At the beginning of recovery, it’s important to start gently to avoid worsening the injury. Gentle range-of-motion exercises, such as pendulum swings where you let your arm hang and move it in small circles, are a safe way to promote blood flow without strain. Isometric exercises — where you contract the muscle without moving the joint — are also excellent early on. For instance, lightly pressing your arm against a wall and holding the effort for a few seconds helps activate the muscle without causing pain. If you experience sharp or lasting pain, swelling, or weakness during exercises, it’s a sign to stop and seek professional advice. These gentle movements are usually done daily for two to four weeks, with progression only when symptoms improve.

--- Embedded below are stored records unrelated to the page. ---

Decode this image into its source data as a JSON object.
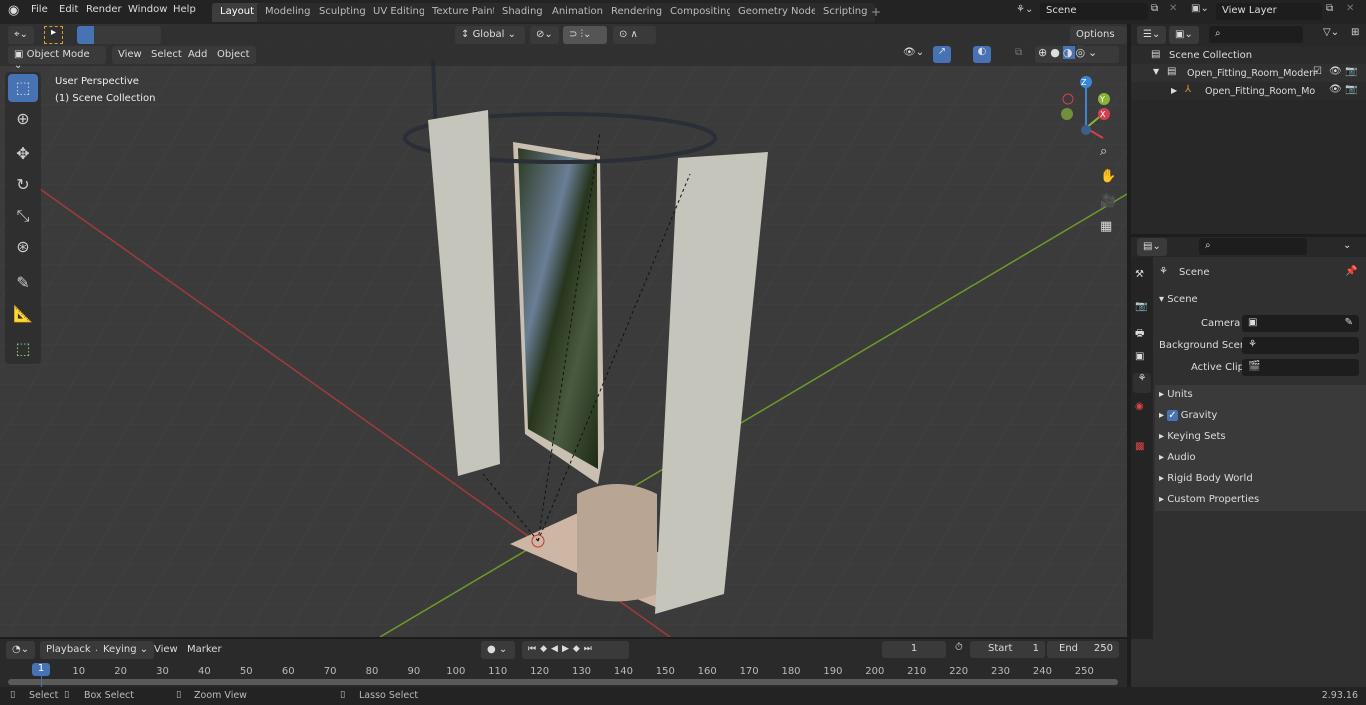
{
  "menu": [
    "File",
    "Edit",
    "Render",
    "Window",
    "Help"
  ],
  "workspaces": [
    "Layout",
    "Modeling",
    "Sculpting",
    "UV Editing",
    "Texture Paint",
    "Shading",
    "Animation",
    "Rendering",
    "Compositing",
    "Geometry Nodes",
    "Scripting"
  ],
  "active_workspace": "Layout",
  "scene_field": "Scene",
  "view_layer_field": "View Layer",
  "header": {
    "mode": "Object Mode",
    "menus": [
      "View",
      "Select",
      "Add",
      "Object"
    ],
    "transform_orientation": "Global",
    "options": "Options"
  },
  "viewport": {
    "perspective": "User Perspective",
    "collection": "(1) Scene Collection",
    "gizmo": {
      "x": "X",
      "y": "Y",
      "z": "Z"
    }
  },
  "outliner": {
    "root": "Scene Collection",
    "items": [
      {
        "label": "Open_Fitting_Room_Modern_",
        "type": "collection"
      },
      {
        "label": "Open_Fitting_Room_Moc",
        "type": "object"
      }
    ]
  },
  "properties": {
    "context": "Scene",
    "section": "Scene",
    "fields": [
      {
        "label": "Camera",
        "value": ""
      },
      {
        "label": "Background Scene",
        "value": ""
      },
      {
        "label": "Active Clip",
        "value": ""
      }
    ],
    "panels": [
      "Units",
      "Gravity",
      "Keying Sets",
      "Audio",
      "Rigid Body World",
      "Custom Properties"
    ],
    "gravity_checked": true
  },
  "timeline": {
    "menus": [
      "Playback",
      "Keying",
      "View",
      "Marker"
    ],
    "current_frame": "1",
    "start_label": "Start",
    "start": "1",
    "end_label": "End",
    "end": "250",
    "playhead": "1",
    "ticks": [
      "10",
      "20",
      "30",
      "40",
      "50",
      "60",
      "70",
      "80",
      "90",
      "100",
      "110",
      "120",
      "130",
      "140",
      "150",
      "160",
      "170",
      "180",
      "190",
      "200",
      "210",
      "220",
      "230",
      "240",
      "250"
    ]
  },
  "status": {
    "select": "Select",
    "box_select": "Box Select",
    "zoom_view": "Zoom View",
    "lasso_select": "Lasso Select",
    "version": "2.93.16"
  },
  "colors": {
    "accent": "#4772b3",
    "x_axis": "#a33a3a",
    "y_axis": "#6e9a2a"
  }
}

Progressing to Strengthening: Building Tendon and Muscle Resilience

Once pain eases and you regain some mobility, it’s time to strengthen the muscles and tendons gradually. This step is essential to rebuild resilience and protect the shoulder. For example, a well-known exercise is the “empty can” raise: with your arm raised slightly out in front and thumb down, slowly lift a light weight or resistance band to shoulder height and lower it carefully. Starting with two sets of ten repetitions can build strength safely. Other exercises such as lateral raises with resistance bands, performed slowly with good control, also support recovery. A recent study noted how rehabilitation “progressed from pain relief and a gentle range of motion to eccentric strengthening, proprioceptive facilitation, and sport-specific drills” (Mishra et al., 2025). It’s vital to listen to your body and reduce intensity if sharp pain or swelling occurs. Progress usually takes weeks to months, depending on your response.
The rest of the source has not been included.